The soothsayer, Thomas Nostradamus (his nephew), is actually pretty good at this, and says that the next big thing is going to be musicals. This gives the show a lot of excuses to pay homage to other musicals, as Nostradamus picks up information a la Agnes Nutter in Good Omens.
So Nick's bright idea is to write a musical about the biggest thing happening in their time...the Black Plague! This makes the patron leave, but Shylock the Very Nice Moneylender is a theater fan and wants to donate. This is apparently illegal to do, along with Shylock having any other job BUT moneylender*, but Nick is eventually all "fuck it, let's go with it."
* On a related note, I was reading "Spinning Silver," which also features Jewish moneylenders.
Nick's next bright idea is to ask Nostradamus what Shakespeare's greatest play is going to be, and Nostradamus gets...."omelet" and "Danish." "So, a breakfast theme, then?" This doesn't make any sense to anyone, but Nick is hellbent on going with it. Nigel, on the other hand, objects and starts writing his own thing, which sounds suspiciously like the plot of Hamlet.

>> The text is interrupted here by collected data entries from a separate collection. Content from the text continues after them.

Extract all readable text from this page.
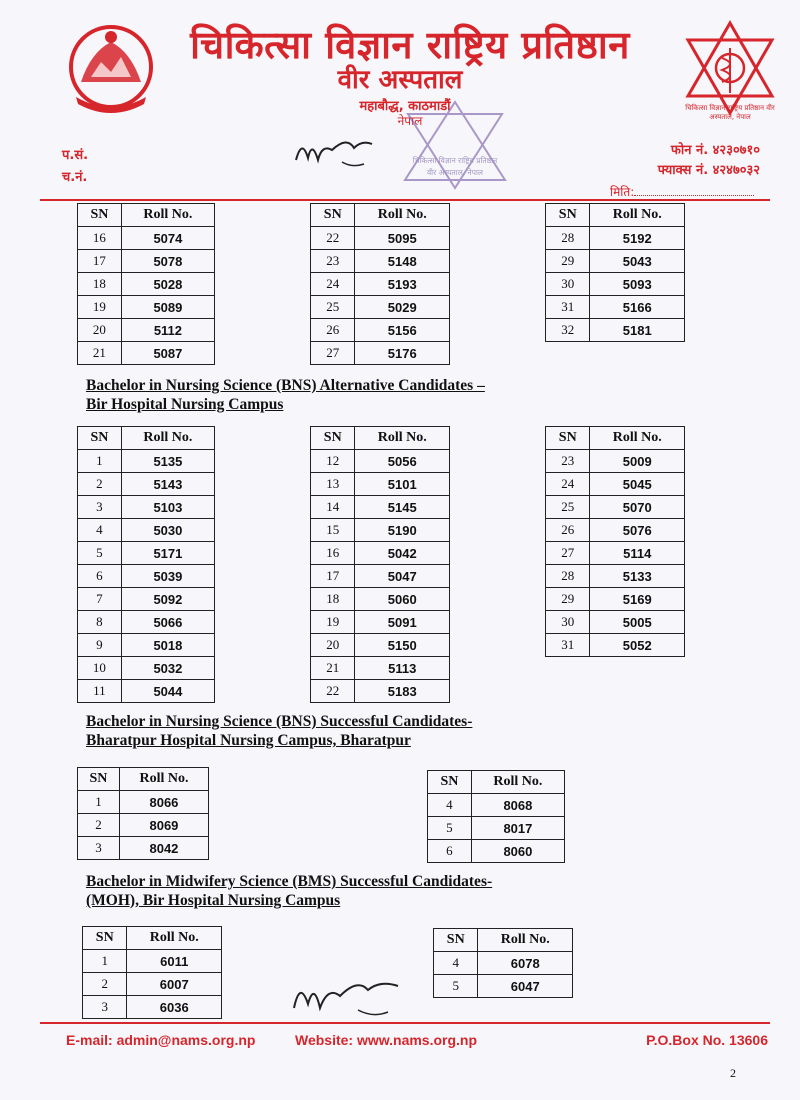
चिकित्सा विज्ञान राष्ट्रिय प्रतिष्ठान वीर अस्पताल, नेपाल
चिकित्सा विज्ञान राष्ट्रिय प्रतिष्ठान
वीर अस्पताल
महाबौद्ध, काठमाडौं
नेपाल
चिकित्सा विज्ञान राष्ट्रिय प्रतिष्ठान
वीर अस्पताल, नेपाल
प.सं.
च.नं.
फोन नं. ४२३०७१०
फ्याक्स नं. ४२४७०३२
मिति:
SN	Roll No.
16	5074
17	5078
18	5028
19	5089
20	5112
21	5087
SN	Roll No.
22	5095
23	5148
24	5193
25	5029
26	5156
27	5176
SN	Roll No.
28	5192
29	5043
30	5093
31	5166
32	5181
Bachelor in Nursing Science (BNS) Alternative Candidates –
Bir Hospital Nursing Campus
SN	Roll No.
1	5135
2	5143
3	5103
4	5030
5	5171
6	5039
7	5092
8	5066
9	5018
10	5032
11	5044
SN	Roll No.
12	5056
13	5101
14	5145
15	5190
16	5042
17	5047
18	5060
19	5091
20	5150
21	5113
22	5183
SN	Roll No.
23	5009
24	5045
25	5070
26	5076
27	5114
28	5133
29	5169
30	5005
31	5052
Bachelor in Nursing Science (BNS) Successful Candidates-
Bharatpur Hospital Nursing Campus, Bharatpur
SN	Roll No.
1	8066
2	8069
3	8042
SN	Roll No.
4	8068
5	8017
6	8060
Bachelor in Midwifery Science (BMS) Successful Candidates-
(MOH), Bir Hospital Nursing Campus
SN	Roll No.
1	6011
2	6007
3	6036
SN	Roll No.
4	6078
5	6047
E-mail: admin@nams.org.np	Website: www.nams.org.np	P.O.Box No. 13606
2
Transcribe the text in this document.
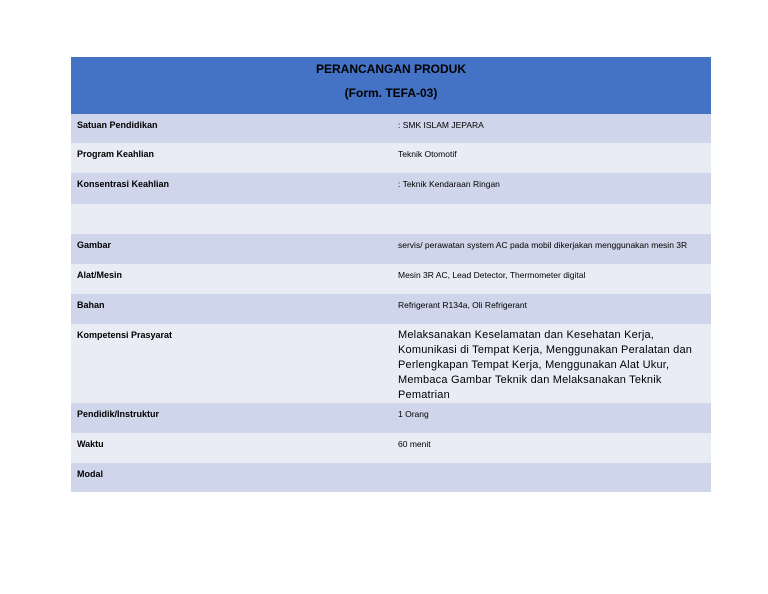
PERANCANGAN PRODUK
(Form. TEFA-03)	

Satuan Pendidikan	: SMK ISLAM JEPARA
Program Keahlian	Teknik Otomotif
Konsentrasi Keahlian	: Teknik Kendaraan Ringan

Gambar	servis/ perawatan system AC pada mobil dikerjakan menggunakan mesin 3R
Alat/Mesin	Mesin 3R AC, Lead Detector, Thermometer digital
Bahan	Refrigerant R134a, Oli Refrigerant
Kompetensi Prasyarat	Melaksanakan Keselamatan dan Kesehatan Kerja, Komunikasi di Tempat Kerja, Menggunakan Peralatan dan Perlengkapan Tempat Kerja, Menggunakan Alat Ukur, Membaca Gambar Teknik dan Melaksanakan Teknik Pematrian
Pendidik/Instruktur	1 Orang
Waktu	60 menit
Modal	
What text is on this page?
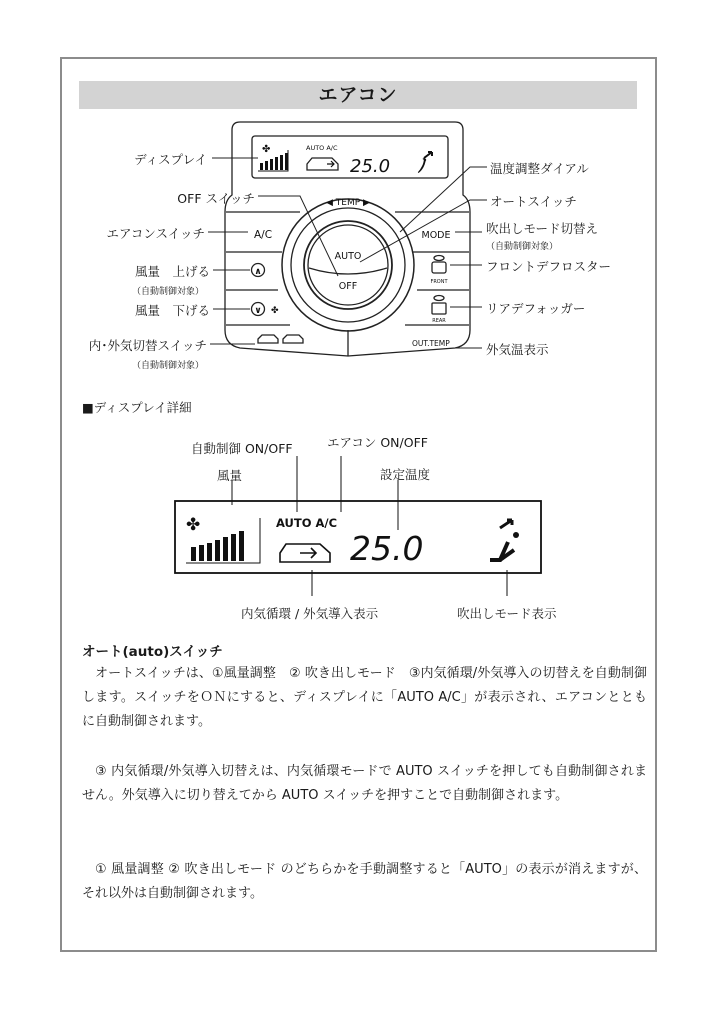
エアコン
✤
ﾉ
AUTO A/C
25.0
◀ TEMP ▶
A/C	MODE
AUTO
OFF
∧
∨ ✤
FRONT
REAR
OUT.TEMP
ディスプレイ
OFF スイッチ
エアコンスイッチ
風量　上げる
（自動制御対象）
風量　下げる
内･外気切替スイッチ
（自動制御対象）
温度調整ダイアル
オートスイッチ
吹出しモード切替え
（自動制御対象）
フロントデフロスター
リアデフォッガー
外気温表示
■ディスプレイ詳細
✤	AUTO A/C
25.0
自動制御 ON/OFF	エアコン ON/OFF
風量	設定温度
内気循環 / 外気導入表示	吹出しモード表示
オート(auto)スイッチ
オートスイッチは、①風量調整　② 吹き出しモード　③内気循環/外気導入の切替えを自動制御します。スイッチをＯＮにすると、ディスプレイに「AUTO A/C」が表示され、エアコンとともに自動制御されます。
③ 内気循環/外気導入切替えは、内気循環モードで AUTO スイッチを押しても自動制御されません。外気導入に切り替えてから AUTO スイッチを押すことで自動制御されます。
① 風量調整 ② 吹き出しモード のどちらかを手動調整すると「AUTO」の表示が消えますが、それ以外は自動制御されます。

Nigel is the nice one of the family, and also the one with talent. He falls in love with Portia, a Puritan girl who loves theater and they bond over that, but of course her dad hates all of this/is probably gay. They are a cute couple. Shakespeare is going through a bout of writer's block and is definitely interested in stealing Nigel's work, and dresses up in the 1590's equivalent of a fat suit to play "Toby Bunch," and audition for Nick's company and try to get Nigel's script.
We see the plot of "Omelet: The Musical." It's about as bad as you think it is, with people dancing around in egg and omelet costumes and recycling whatever other musical tidbits Nostradamus could fish up (the uncle is named "Scar"). Somehow this leads to everyone being dragged before the magistrate Falstaff and debating whether or not they will be beheaded.
I haven't mentioned Nick's wife Bea yet. Bea is awesome. Bea, unlike her husband, gets to work, will take the literal shittiest of jobs if need be, will scrape up cabbages for dinner off the street, and outright says she wants to be Nick's right hand man. It's reminding me of "You And Me (But Mostly Me)" in some ways. Nick says Bea can't act, but Bea dresses up as various dudes and gets jobs and stuff. At this point in the play, Bea dresses up as a lawyer* and manages to get Shakespeare to testify to only get them all deported instead. Portia decides to leave with them all.
* NOT Portia...weird.
The play ends with the nice people in America performing a musical about Nigel and Nick's childhood and them finding out that Shakespeare's new play is Hamlet.
It was fun, overall. (Mom slept through it again.) I really liked Bea and wished she got more respect and more of a plot. Nigel is also very nice, as is Portia, and I liked all of those people. I did not like Nick very much, though. He's not bad, but he's not super awesome either and when Bea starts singing about how Nick would always be there for him, I'm all "not so sure about that." He seems pretty self-absorbed and wanky. He also thinks Bea and Shakespeare can't act but both of them fool him. Girl deserves better. Shakespeare is a hoot though.
So, fun fluff musical, I suppose.
After that, I went home and watched "Cat Bowl" on Hallmark Channel, which is apparently a first because they are trying to get adult cats adopted. Dear lord, they have Cameron Mathison and Allison Sweeney being enthusiastic as heck about calling this made up "game" where it has rules like "If a cat gets into the giant hamster ball and rolls it in the right direction, it's a touchdown!" If a cat gets into the tube, it's a touchdown! In the end, it was a "double touchdown" and the teams tied. And all the celebrity guests--Boomer Esiason, Rebecca Romjin, Rodney Peete, Dean Cain, Beth Stern (I did not know Howard Stern was involved in animal raising...or Hallmark), etc. were cheerful as fuck. You gotta give 'em credit for Selling It, I suppose.
Alas, I could not watch Kitten Bowl the next day, as I had to drive home in the nasty storm so Mom could go to Roger's Super Bowl party with the 60 inch television.